Twenty signed copies shipped to stores across the country that day. Coastal Empire Records in Savannah is one of my regular stops when I visit my friend Rich. I’ve gotten to know Ken and Shirlene and one of their RSD contest prizes included a signed copy of Vinyl Scars.

Hamburg
May 2023. Danni and I were in Hamburg.
The store is called Zardoz Records. Named, as best I can tell, after the 1974 Sean Connery film in which a giant stone head flies around dispensing rifles to post-apocalyptic horsemen. It’s a cool name for a record store.
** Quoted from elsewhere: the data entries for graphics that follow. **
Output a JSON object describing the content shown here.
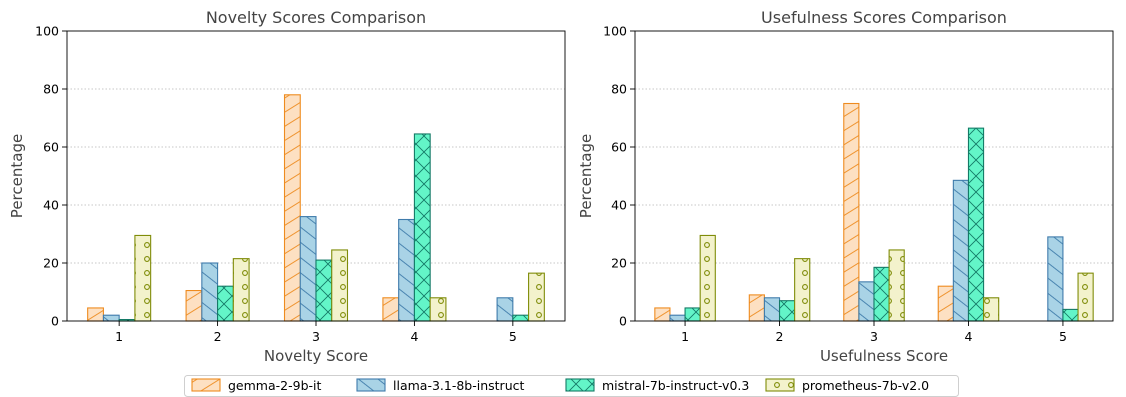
{
  "chart_data": [
    {
      "type": "bar",
      "title": "Novelty Scores Comparison",
      "xlabel": "Novelty Score",
      "ylabel": "Percentage",
      "categories": [
        "1",
        "2",
        "3",
        "4",
        "5"
      ],
      "ylim": [
        0,
        100
      ],
      "yticks": [
        0,
        20,
        40,
        60,
        80,
        100
      ],
      "grid": "y-dotted",
      "series": [
        {
          "name": "gemma-2-9b-it",
          "values": [
            4.5,
            10.5,
            78,
            8,
            0
          ]
        },
        {
          "name": "llama-3.1-8b-instruct",
          "values": [
            2,
            20,
            36,
            35,
            8
          ]
        },
        {
          "name": "mistral-7b-instruct-v0.3",
          "values": [
            0.5,
            12,
            21,
            64.5,
            2
          ]
        },
        {
          "name": "prometheus-7b-v2.0",
          "values": [
            29.5,
            21.5,
            24.5,
            8,
            16.5
          ]
        }
      ]
    },
    {
      "type": "bar",
      "title": "Usefulness Scores Comparison",
      "xlabel": "Usefulness Score",
      "ylabel": "Percentage",
      "categories": [
        "1",
        "2",
        "3",
        "4",
        "5"
      ],
      "ylim": [
        0,
        100
      ],
      "yticks": [
        0,
        20,
        40,
        60,
        80,
        100
      ],
      "grid": "y-dotted",
      "series": [
        {
          "name": "gemma-2-9b-it",
          "values": [
            4.5,
            9,
            75,
            12,
            0
          ]
        },
        {
          "name": "llama-3.1-8b-instruct",
          "values": [
            2,
            8,
            13.5,
            48.5,
            29
          ]
        },
        {
          "name": "mistral-7b-instruct-v0.3",
          "values": [
            4.5,
            7,
            18.5,
            66.5,
            4
          ]
        },
        {
          "name": "prometheus-7b-v2.0",
          "values": [
            29.5,
            21.5,
            24.5,
            8,
            16.5
          ]
        }
      ]
    }
  ],
  "legend": {
    "placement": "bottom-center",
    "entries": [
      "gemma-2-9b-it",
      "llama-3.1-8b-instruct",
      "mistral-7b-instruct-v0.3",
      "prometheus-7b-v2.0"
    ]
  },
  "styles": [
    {
      "fill": "#fde0c2",
      "stroke": "#ee8b1f",
      "hatch": "diagonal"
    },
    {
      "fill": "#a9d3e6",
      "stroke": "#3f7bab",
      "hatch": "backslash"
    },
    {
      "fill": "#63f5c8",
      "stroke": "#147a66",
      "hatch": "cross"
    },
    {
      "fill": "#f3f2cc",
      "stroke": "#7f8c09",
      "hatch": "circles"
    }
  ]
}
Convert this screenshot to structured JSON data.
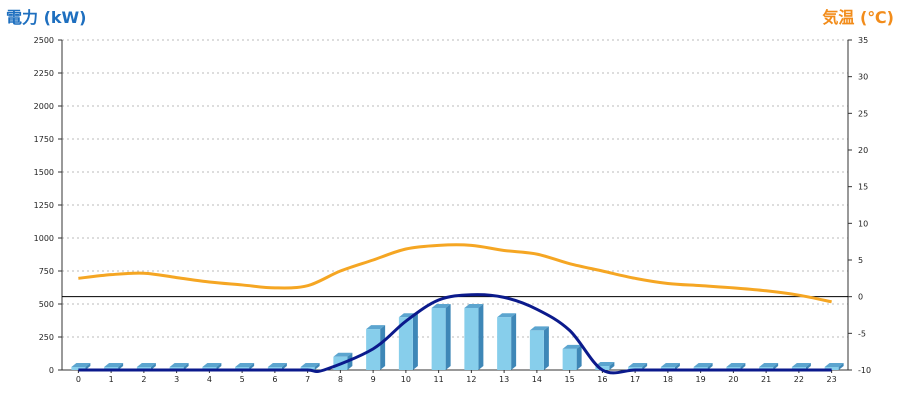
{
  "header": {
    "left_axis_title": "電力 (kW)",
    "right_axis_title": "気温 (℃)"
  },
  "colors": {
    "bar_face": "#87ceeb",
    "bar_side": "#3e87b7",
    "bar_top": "#5ca5cf",
    "temperature_line": "#f5a623",
    "curve_line": "#0b1a8c",
    "grid": "#bbbbbb"
  },
  "chart_data": {
    "type": "bar",
    "categories": [
      "0",
      "1",
      "2",
      "3",
      "4",
      "5",
      "6",
      "7",
      "8",
      "9",
      "10",
      "11",
      "12",
      "13",
      "14",
      "15",
      "16",
      "17",
      "18",
      "19",
      "20",
      "21",
      "22",
      "23"
    ],
    "y_left": {
      "label": "電力 (kW)",
      "range": [
        0,
        2500
      ],
      "ticks": [
        "0",
        "250",
        "500",
        "750",
        "1000",
        "1250",
        "1500",
        "1750",
        "2000",
        "2250",
        "2500"
      ]
    },
    "y_right": {
      "label": "気温 (℃)",
      "range": [
        -10,
        35
      ],
      "ticks": [
        "-10",
        "-5",
        "0",
        "5",
        "10",
        "15",
        "20",
        "25",
        "30",
        "35"
      ]
    },
    "grid": true,
    "series": [
      {
        "kind": "bar",
        "axis": "left",
        "values": [
          0,
          0,
          0,
          0,
          0,
          0,
          0,
          0,
          100,
          310,
          400,
          470,
          470,
          400,
          300,
          160,
          30,
          0,
          0,
          0,
          0,
          0,
          0,
          0
        ]
      },
      {
        "kind": "line",
        "axis": "left",
        "values": [
          0,
          0,
          0,
          0,
          0,
          0,
          0,
          0,
          0,
          160,
          370,
          530,
          570,
          550,
          460,
          300,
          0,
          0,
          0,
          0,
          0,
          0,
          0,
          0
        ],
        "x": [
          0,
          1,
          2,
          3,
          4,
          5,
          6,
          7,
          7.5,
          9,
          10,
          11,
          12,
          13,
          14,
          15,
          16,
          17,
          18,
          19,
          20,
          21,
          22,
          23
        ]
      },
      {
        "kind": "line",
        "axis": "right",
        "values": [
          2.5,
          3.0,
          3.2,
          2.6,
          2.0,
          1.6,
          1.2,
          1.5,
          3.5,
          5.0,
          6.5,
          7.0,
          7.0,
          6.3,
          5.8,
          4.5,
          3.5,
          2.5,
          1.8,
          1.5,
          1.2,
          0.8,
          0.2,
          -0.7
        ]
      }
    ],
    "reference_lines": [
      {
        "axis": "right",
        "value": 0
      }
    ]
  }
}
I dropped off a signed copy and we bought some records.
That’s Really Cool
March 2026… My Instagram and Facebook were tagged in someone’s post. thevinylers posted a photo on Instagram and tagged me directly. Edition 87 of 100. He’d found it at Zardoz Records. He lives in the Netherlands.

I told Danni.
She said, “That’s really cool.”
She’s right. The woman who started this adventure with a Grundig console and some Led Zeppelin records in 2017 was standing next to me when we left that copy in Hamburg. Two years later it found someone in the Netherlands who cared enough to tag the artist.
Please enjoy, sell or give it to someone that enjoys listening on vinyl.
Turns out that’s exactly what happened.